We did not perform sensitivity analysis to different assumptions about the missingness mechanisms in the compared interventions, as we were interested in investigating the performance of the competing models in the presence of MOD, rather than inferring on the relative effectiveness of the compared interventions in the studied networks. We have investigated the performance of the competing models assuming MAR, which is the recommended starting point according to the relevant published literature [4, 7, 9, 35, 36]. The competing models will have the same behaviour regarding their performance under the same assumption of informative missingness. To raise awareness for good practice in the analysis of MOD, we advise the researchers to systematically apply a sensitivity analysis to a series of gradually stringent yet clinically plausible scenarios for the missingness mechanisms in the compared interventions to investigate whether inferences deviate from the MAR assumption, the recommended primary analysis.

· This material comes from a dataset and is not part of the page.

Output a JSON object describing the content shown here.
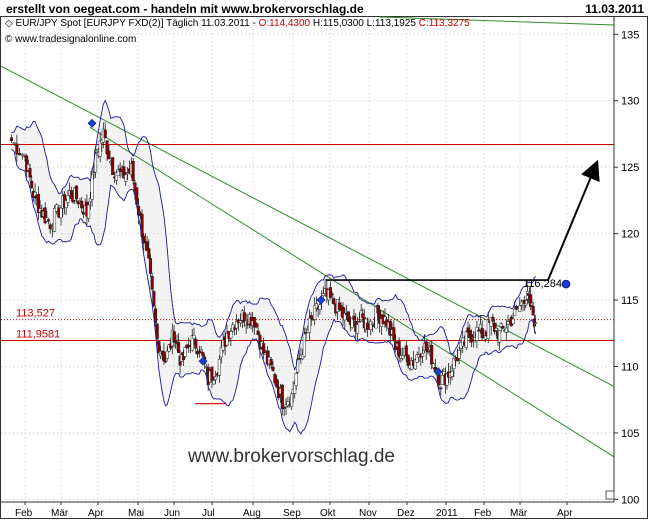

Furthermore, in the empirical study, we have not performed a sensitivity analysis to different prior distributions for the between-trial variance, as we are not interested in the relative effectiveness of the competing interventions in the analysed networks but in the performance of the competing models. Our simulation study revealed that the competing models maintained their performance under the weakly-informative prior (Tables S3-S5 in Additional file 1). However, the posterior standard deviation increased in both models, when compared with the results under the predictive prior (Tables S7-S9 in Additional file 1), particularly for scenarios that compromised the approximate normality assumption, as expected. In the Bayesian analysis, it is a good practice to consider different plausible prior distributions for the between-trial variance that align with the type and frequency of the investigated outcome as well as the intervention-comparison type. Then, the researchers can investigate the sensitivity of conclusions from the primary analysis to different prior distributions for the between-trial variance. The recently updated NICE Guide to the Methods of Technology Appraisal provides recommendations for selecting the appropriate prior distribution for the between-trial variance in NMA [40].

Conclusions

The two-stage PM approach is straightforward to implement for having easier parameterisation, no convergence issues, and shorter convergence time as compared to the one-stage PM approach. Nevertheless, the well-known statistical shortcomings of this approach that relate to its approximate normal likelihood assumption and the inability to learn about the missingness mechanisms (since the missingness parameter is fixed rather than estimated) render this approach less appealing overall for the analysis of MOD. The one-stage PM approach tackles these limitations, and thus, it may be considered as a more appropriate approach. However, the simulation study failed to demonstrate the one-stage PM approach as superior due to considerable bias in the NMA log ORs, especially for large MOD, which can be slightly lower or similar to the corresponding bias under the competing approach. Until a more competent model is developed, we advise the researchers to apply the one-stage PM approach to handle MOD, especially in situations that make the approximate normality assumption difficult to defend, provided that the limitations of this approach (as demystified in the present empirical and simulation study) are fully acknowledged in the discussion of the NMA results.